Get the Recipe
At the onset of the holidays, I whipped up a double recipe of Kenji's chile verde. It was one of the best holiday dishes I've ever made, though it also took five hours and set off the smoke alarm as I roasted chilies early in the morning. The pot lasted two potluck parties and multiple meals afterwards, and when it came time to scrape out the final leftovers, we couldn't help but be sad that the party was over.
Since then I've been craving more chile, but a less labor-intensive version. So I've whipped up a few batches of quick-cooking chicken chile verde...and turned them into the best nachos I've ever had.
The Chile Verde
There's no need to mess with the basic green chile formula: Roast chilies and tomatillos, then stew them with aromatics and spices. Though for this recipe I do throw some cubanelle peppers into the mix with poblanos for extra brightness.
The greater question is how to get lowly chicken chile to taste as deeply flavored as fatty pork shoulder. The answer is to stick with chicken thighs, the most flavorful, juicy, and fatty pieces on the bird.
I also take time to brown the chicken in oil. First they go skin-side-down until the skin turns golden, then I briefly brown the other side.
Doing so leaves you with a pot of rendered chicken fat and a beautiful crusty brown coating clinging to the bottom. Sauté onions and garlic in the fat, then purée them with the roasted peppers and tomatillos to form your stewing base.
Once I remove the onions and garlic for puréeing, I deglaze the pot with chicken stock, which will quickly turn dark brown from all the fond that gets scraped up. Once the pot is deglazed, pour in the chili base, then nestle the thighs in and keep them submerged until they hit at least 175°F on an instant-read thermometer.
You'll end up with an intensely flavored chile only a fraction less rich than the pork version. Remove the thighs so they can cool down, and while you wait, boil down the chile until it thickens slightly—it should be thick so it doesn't soften the tortilla chips too much.
Once the chicken cools down enough to touch, pull it into shreds and add it to the chile along with fresh cilantro and some salt and pepper.
Now it's nacho time.
The Cheese Sauce
Nachos are only as good as their cheese, and these nachos needed a cheese that could stand up to the chile base. You could just melt on Monterey or pepper Jack, but these nachos need something more creamy than stringy, which means they need cheese sauce.

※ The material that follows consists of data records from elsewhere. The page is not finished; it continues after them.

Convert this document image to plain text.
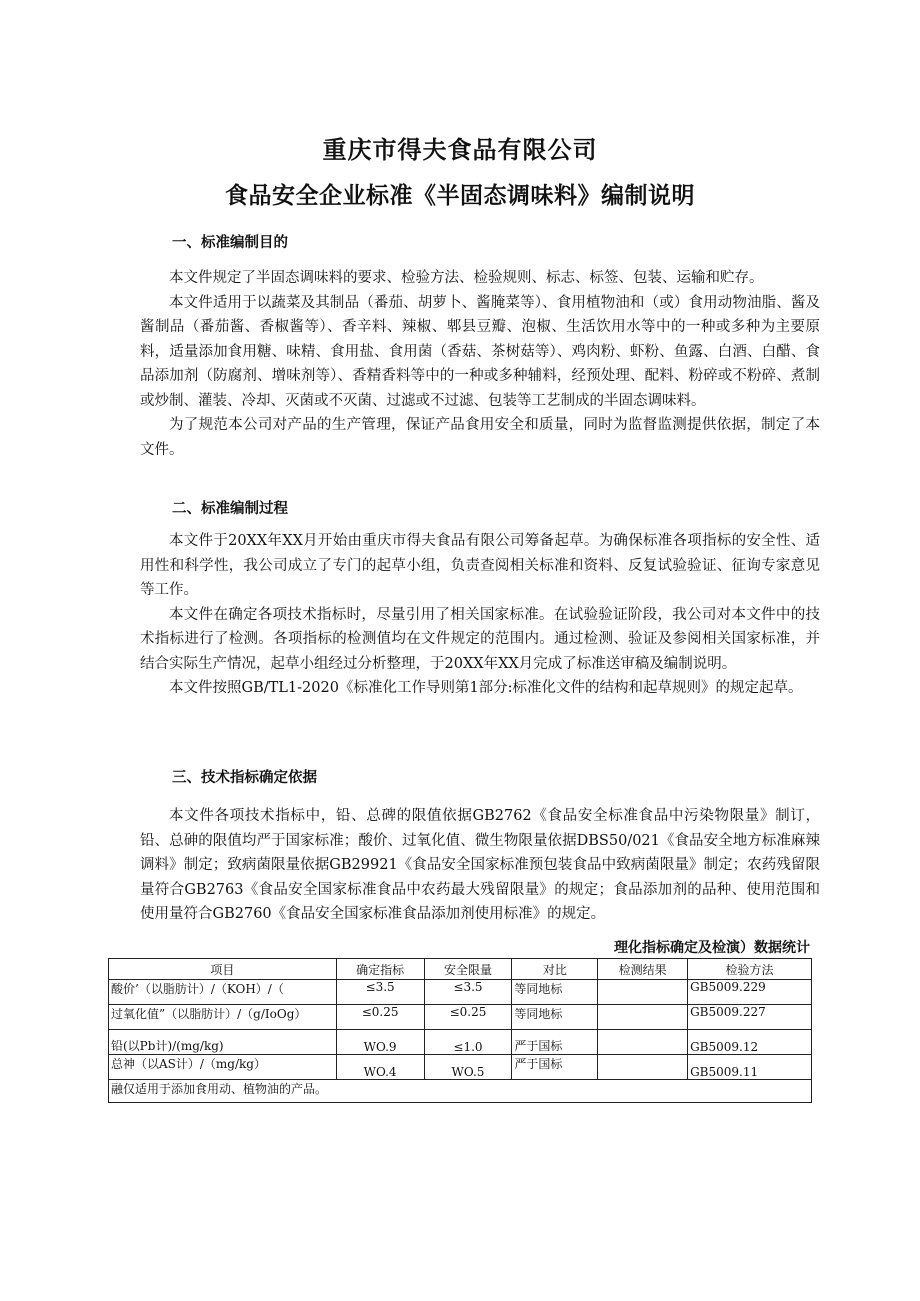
重庆市得夫食品有限公司
食品安全企业标准《半固态调味料》编制说明
一、标准编制目的

本文件规定了半固态调味料的要求、检验方法、检验规则、标志、标签、包装、运输和贮存。

本文件适用于以蔬菜及其制品（番茄、胡萝卜、酱腌菜等）、食用植物油和（或）食用动物油脂、酱及酱制品（番茄酱、香椒酱等）、香辛料、辣椒、郫县豆瓣、泡椒、生活饮用水等中的一种或多种为主要原料，适量添加食用糖、味精、食用盐、食用菌（香菇、茶树菇等）、鸡肉粉、虾粉、鱼露、白酒、白醋、食品添加剂（防腐剂、增味剂等）、香精香料等中的一种或多种辅料，经预处理、配料、粉碎或不粉碎、煮制或炒制、灌装、冷却、灭菌或不灭菌、过滤或不过滤、包装等工艺制成的半固态调味料。

为了规范本公司对产品的生产管理，保证产品食用安全和质量，同时为监督监测提供依据，制定了本文件。

二、标准编制过程

本文件于20XX年XX月开始由重庆市得夫食品有限公司筹备起草。为确保标准各项指标的安全性、适用性和科学性，我公司成立了专门的起草小组，负责查阅相关标准和资料、反复试验验证、征询专家意见等工作。

本文件在确定各项技术指标时，尽量引用了相关国家标准。在试验验证阶段，我公司对本文件中的技术指标进行了检测。各项指标的检测值均在文件规定的范围内。通过检测、验证及参阅相关国家标准，并结合实际生产情况，起草小组经过分析整理，于20XX年XX月完成了标准送审稿及编制说明。

本文件按照GB/TL1-2020《标准化工作导则第1部分:标准化文件的结构和起草规则》的规定起草。

三、技术指标确定依据

本文件各项技术指标中，铅、总碑的限值依据GB2762《食品安全标准食品中污染物限量》制订，铅、总砷的限值均严于国家标准；酸价、过氧化值、微生物限量依据DBS50/021《食品安全地方标准麻辣调料》制定；致病菌限量依据GB29921《食品安全国家标准预包装食品中致病菌限量》制定；农药残留限量符合GB2763《食品安全国家标准食品中农药最大残留限量》的规定；食品添加剂的品种、使用范围和使用量符合GB2760《食品安全国家标准食品添加剂使用标准》的规定。

理化指标确定及检演）数据统计
项目	确定指标	安全限量	对比	检测结果	检验方法
酸价’（以脂肪计）/（KOH）/（	≤3.5	≤3.5	等同地标		GB5009.229
过氧化值”（以脂肪计）/（g/IoOg）	≤0.25	≤0.25	等同地标		GB5009.227
铅(以Pb计)/(mg/kg)	WO.9	≤1.0	严于国标		GB5009.12
总神（以AS计）/（mg/kg）	WO.4	WO.5	严于国标		GB5009.11
融仅适用于添加食用动、植物油的产品。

Using this tried and true method, I whisk together half a pound of grated pepper Jack coated with cornstarch along with a cup of evaporated milk over low heat. Slowly but surely it'll come together into a silky smooth cheese sauce, to which I add some finely chopped pickled jalapeños for extra heat along with a slight tang.
The Avocado Salsa
With a fairly spicy chile and cheese sauce, these nachos need something to temper the heat. Enter a creamy avocado salsa.
For this salsa, I took inspiration from the guasacaca—a Venezuelan avocado sauce—I made a few year back. I start with the flesh of a couple very ripe avocados and process them into a smooth paste along with Mexican crema (which is a lot like crème fraîche), cilantro, garlic, lime juice, and salt. The end result is a cool and creamy sauce that lends a bright citrus note to the nachos.

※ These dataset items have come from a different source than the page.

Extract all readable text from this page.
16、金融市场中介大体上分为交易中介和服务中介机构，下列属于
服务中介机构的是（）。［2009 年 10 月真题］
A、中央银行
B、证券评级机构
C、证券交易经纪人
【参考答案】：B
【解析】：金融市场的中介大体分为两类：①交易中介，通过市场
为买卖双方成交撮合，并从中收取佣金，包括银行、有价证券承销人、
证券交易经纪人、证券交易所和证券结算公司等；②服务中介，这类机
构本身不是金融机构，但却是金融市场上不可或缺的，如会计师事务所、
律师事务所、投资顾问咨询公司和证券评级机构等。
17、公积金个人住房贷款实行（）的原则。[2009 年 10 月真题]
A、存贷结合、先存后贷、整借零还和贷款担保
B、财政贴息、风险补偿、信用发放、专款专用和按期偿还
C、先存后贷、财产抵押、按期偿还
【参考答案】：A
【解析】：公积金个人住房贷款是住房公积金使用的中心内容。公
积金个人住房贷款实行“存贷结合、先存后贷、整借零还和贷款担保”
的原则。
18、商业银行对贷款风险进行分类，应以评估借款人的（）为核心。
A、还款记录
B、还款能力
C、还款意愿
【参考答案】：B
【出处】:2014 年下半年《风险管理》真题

We're in the home stretch now, but the nachos still need some final details. A few toppings will add a final freshness to the dish. I go with diced onion, roughly chopped cilantro, fresh jalapeño, paper thin slices of radish, and crumbly cotija cheese.
To build your nachos, start with a single layer of chips (fried at home, of course), then a spoonful of cheese sauce and a ladleful of green chile. I drizzle on a layer of avocado salsa as well before adding more chips. Repeat as many times as you like, then finish with the fresh toppings.
Yes, these nachos taste as awesome as they look. There's depth in every bite of chile, with earthy, fruity, and tart flavors too. The cheese sauce adds creaminess while the avocados tame the heat, and the final fixin's add the perfect contrasting fresh crunch.
Okay, but is all this work with it for a plate of nachos? I found myself asking that midway through putting them together, which took two weeknights of work. But I was hooked after one bite, and they're bound to impress a crowd, so if you're looking for an alternative to your standard loaded nachos, these are tough to beat.